Illustration by Tyler Hoehne
As those hoping to be accepted to the class of 2019 can tell you, there’s not a lot to recommend about the college admission process, which now includes anything from a YouTube vlog to an itemized list of extracurriculars, and, of course, standardized test scores.
Meanwhile, on the other side of the college mortarboard, recent graduates entering the workforce are puzzling out answers to sterile, HR-recommended job interview questions like “What are your strengths and weaknesses?” While some companies occasionally try to shake things up with a brainteaser, Google later admitted such curveballs did nothing but let interviewers show off.
But what would happen if companies appropriated an age-old college application technique? What if employers adopted the college admission essay question?

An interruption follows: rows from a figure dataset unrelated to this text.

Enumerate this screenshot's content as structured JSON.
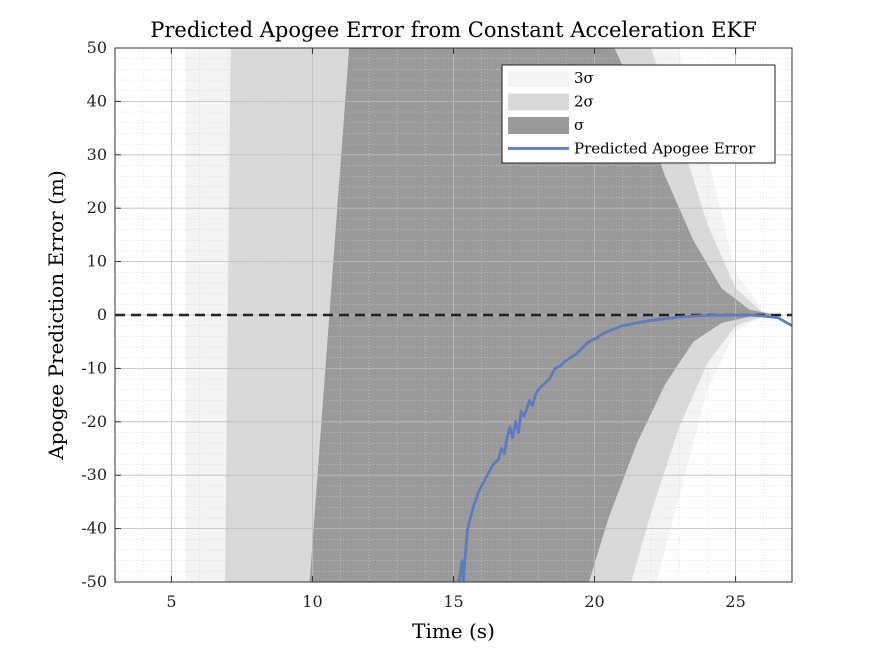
{
  "chart_data": {
    "type": "area",
    "title": "Predicted Apogee Error from Constant Acceleration EKF",
    "xlabel": "Time (s)",
    "ylabel": "Apogee Prediction Error (m)",
    "xlim": [
      3,
      27
    ],
    "ylim": [
      -50,
      50
    ],
    "xticks": [
      5,
      10,
      15,
      20,
      25
    ],
    "yticks": [
      50,
      40,
      30,
      20,
      10,
      0,
      -10,
      -20,
      -30,
      -40,
      -50
    ],
    "grid": "major and minor, dotted",
    "legend_position": "top-right",
    "reference_line": {
      "y": 0,
      "style": "dashed",
      "color": "#222222"
    },
    "bands": [
      {
        "name": "3σ",
        "color": "#f4f4f4",
        "upper": [
          [
            5.5,
            50
          ],
          [
            23,
            50
          ],
          [
            24,
            30
          ],
          [
            25,
            8
          ],
          [
            26,
            0.5
          ],
          [
            26.5,
            0
          ],
          [
            27,
            0
          ]
        ],
        "lower": [
          [
            5.5,
            -50
          ],
          [
            22.2,
            -50
          ],
          [
            23,
            -34
          ],
          [
            24,
            -14
          ],
          [
            25,
            -3
          ],
          [
            26,
            -0.3
          ],
          [
            26.5,
            0
          ],
          [
            27,
            0
          ]
        ]
      },
      {
        "name": "2σ",
        "color": "#d9d9d9",
        "upper": [
          [
            7.1,
            50
          ],
          [
            22,
            50
          ],
          [
            23,
            34
          ],
          [
            24,
            17
          ],
          [
            25,
            5
          ],
          [
            26,
            0.3
          ],
          [
            26.5,
            0
          ],
          [
            27,
            0
          ]
        ],
        "lower": [
          [
            6.9,
            -50
          ],
          [
            21.3,
            -50
          ],
          [
            22,
            -37
          ],
          [
            23,
            -21
          ],
          [
            24,
            -9
          ],
          [
            25,
            -2
          ],
          [
            26,
            -0.2
          ],
          [
            26.5,
            0
          ],
          [
            27,
            0
          ]
        ]
      },
      {
        "name": "σ",
        "color": "#9a9a9a",
        "upper": [
          [
            11.3,
            50
          ],
          [
            20.7,
            50
          ],
          [
            21.5,
            41
          ],
          [
            22.5,
            26
          ],
          [
            23.5,
            14
          ],
          [
            24.5,
            5
          ],
          [
            25.5,
            1
          ],
          [
            26.5,
            0
          ],
          [
            27,
            0
          ]
        ],
        "lower": [
          [
            9.9,
            -50
          ],
          [
            19.8,
            -50
          ],
          [
            20.5,
            -38
          ],
          [
            21.5,
            -24
          ],
          [
            22.5,
            -13
          ],
          [
            23.5,
            -5
          ],
          [
            24.5,
            -1.5
          ],
          [
            25.5,
            -0.3
          ],
          [
            26.5,
            0
          ],
          [
            27,
            0
          ]
        ]
      }
    ],
    "series": [
      {
        "name": "Predicted Apogee Error",
        "color": "#5e7bc2",
        "x": [
          15.2,
          15.3,
          15.35,
          15.4,
          15.5,
          15.6,
          15.7,
          15.9,
          16.0,
          16.2,
          16.4,
          16.6,
          16.7,
          16.8,
          16.9,
          17.0,
          17.1,
          17.2,
          17.3,
          17.4,
          17.5,
          17.7,
          17.8,
          17.9,
          18.0,
          18.2,
          18.4,
          18.6,
          18.8,
          19.0,
          19.3,
          19.6,
          19.8,
          20.0,
          20.3,
          20.6,
          21.0,
          21.5,
          22.0,
          22.5,
          23.0,
          23.5,
          24.0,
          24.5,
          25.0,
          25.5,
          26.0,
          26.5,
          27.0
        ],
        "y": [
          -50,
          -46,
          -50,
          -46,
          -40,
          -38,
          -36,
          -33,
          -32,
          -30,
          -28,
          -27,
          -25,
          -26,
          -23,
          -21,
          -23,
          -20,
          -22,
          -18,
          -19,
          -16,
          -17,
          -15,
          -14,
          -13,
          -12,
          -10,
          -9.5,
          -8.5,
          -7.5,
          -6,
          -5,
          -4.5,
          -3.5,
          -2.8,
          -2,
          -1.5,
          -1,
          -0.7,
          -0.4,
          -0.2,
          -0.1,
          -0.05,
          0,
          0,
          -0.2,
          -0.5,
          -2
        ]
      }
    ],
    "legend": [
      {
        "label": "3σ",
        "kind": "patch",
        "color": "#f4f4f4"
      },
      {
        "label": "2σ",
        "kind": "patch",
        "color": "#d9d9d9"
      },
      {
        "label": "σ",
        "kind": "patch",
        "color": "#9a9a9a"
      },
      {
        "label": "Predicted Apogee Error",
        "kind": "line",
        "color": "#5e7bc2"
      }
    ]
  }
}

Though asking potential employees to write a letter to their roommates may not be the best gauge of future job performance, other prompts encourage anecdotes that can highlight creativity and personality that otherwise lie dormant in stacks of black-and-white resumes. These six essay questions from real college admissions forms could tell potential employers a lot about job candidates. In turn, applicants would get a chance to present themselves thoughtfully and personally. And both parties could enjoy a break from the monotony of played-out, tepid inquiries like “Tell me about a time when you had to overcome failure” or “Where do you see yourself in five years?”
1. “Every name tells a story: Tell us about your name—any name: first, middle, last, nickname—and its origin.”

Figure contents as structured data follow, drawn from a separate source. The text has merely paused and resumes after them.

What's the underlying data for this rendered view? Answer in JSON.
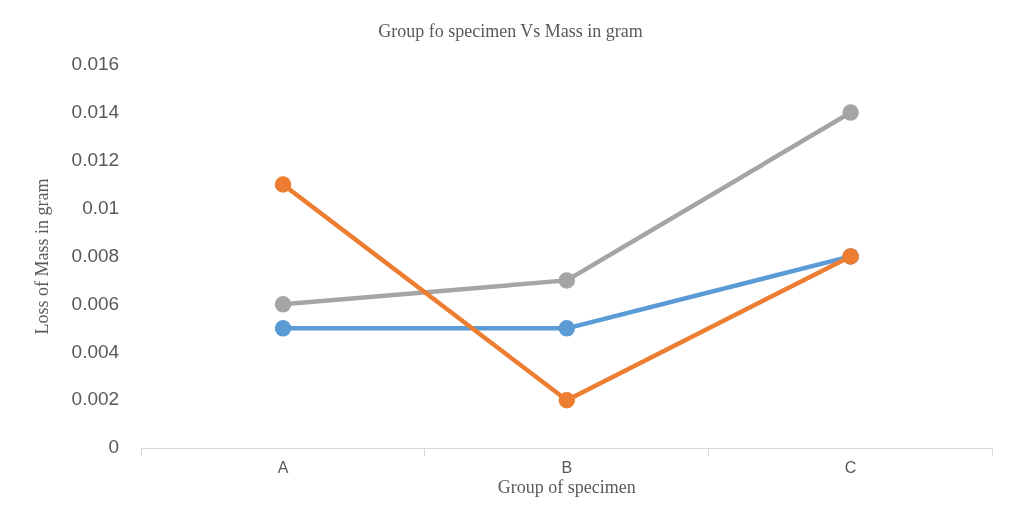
{
  "chart_data": {
    "type": "line",
    "title": "Group fo specimen Vs Mass in gram",
    "xlabel": "Group of specimen",
    "ylabel": "Loss of Mass in gram",
    "categories": [
      "A",
      "B",
      "C"
    ],
    "series": [
      {
        "color": "#5b9bd5",
        "values": [
          0.005,
          0.005,
          0.008
        ]
      },
      {
        "color": "#a5a5a5",
        "values": [
          0.006,
          0.007,
          0.014
        ]
      },
      {
        "color": "#ed7d31",
        "values": [
          0.011,
          0.002,
          0.008
        ]
      }
    ],
    "ylim": [
      0,
      0.016
    ],
    "yticks": [
      0,
      0.002,
      0.004,
      0.006,
      0.008,
      0.01,
      0.012,
      0.014,
      0.016
    ],
    "grid": false,
    "marker": "circle",
    "line_style": "solid"
  }
}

“Tell me about yourself” is so vague that there are articles dedicated to advising interviewees on the open-ended question. Instead, break the ice with something everyone can explain—their name. A good first question can do wonders for both sides, setting a conversational tone for the interview.
2. “Why do you do what you do?”
University of North Carolina at Chapel Hill
At first glance, some resumes may look a little disjointed with experience in multiple fields and varying levels of management authority. This question gives applicants a chance to connect the dots and demonstrate their calling.
3. “Describe a place or environment where you are perfectly content. What do you do or experience there, and why is it meaningful to you?”
Common Application used by hundreds of schools
What makes a workspace productive varies from person to person. One may prefer an enclosed office where she can jam to her favorite songs while busting out some PowerPoint slides. Another may do his best work lying down on a couch and typing away. This question helps clarify whether the office’s existing culture and layout would be a good fit for the candidate, and vice versa.
4. “To tweet or not to tweet?”
University of Virginia in Charlottesville
Social-media blunders abound worldwide, with troubling case studies written everyday. Applicants may have no idea about Twitter, which, depending on the industry, may already be a red flag. But asking about personal social-media platforms gets into legal gray areas. Instead, hypothetical situations can assess the job seeker’s ability to protect confidential information or represent brand messages.
5. “What outrages you? Why?”
Wake Forest University
This is almost a trick question, because most interviewees will shy away from admitting they have anything but the most pleasant disposition. However, if the job requires a level of aggressiveness, a forthright demeanor, or a detail-oriented taskmaster, this question could bring those qualities out.
6. “Celebrate your nerdy side.”
For companies that claim to maintain some semblance of work-life balance, this question helps prove that commitment to the applicant. It also allows candidates to momentarily relax, as they revel in explaining something they truly love.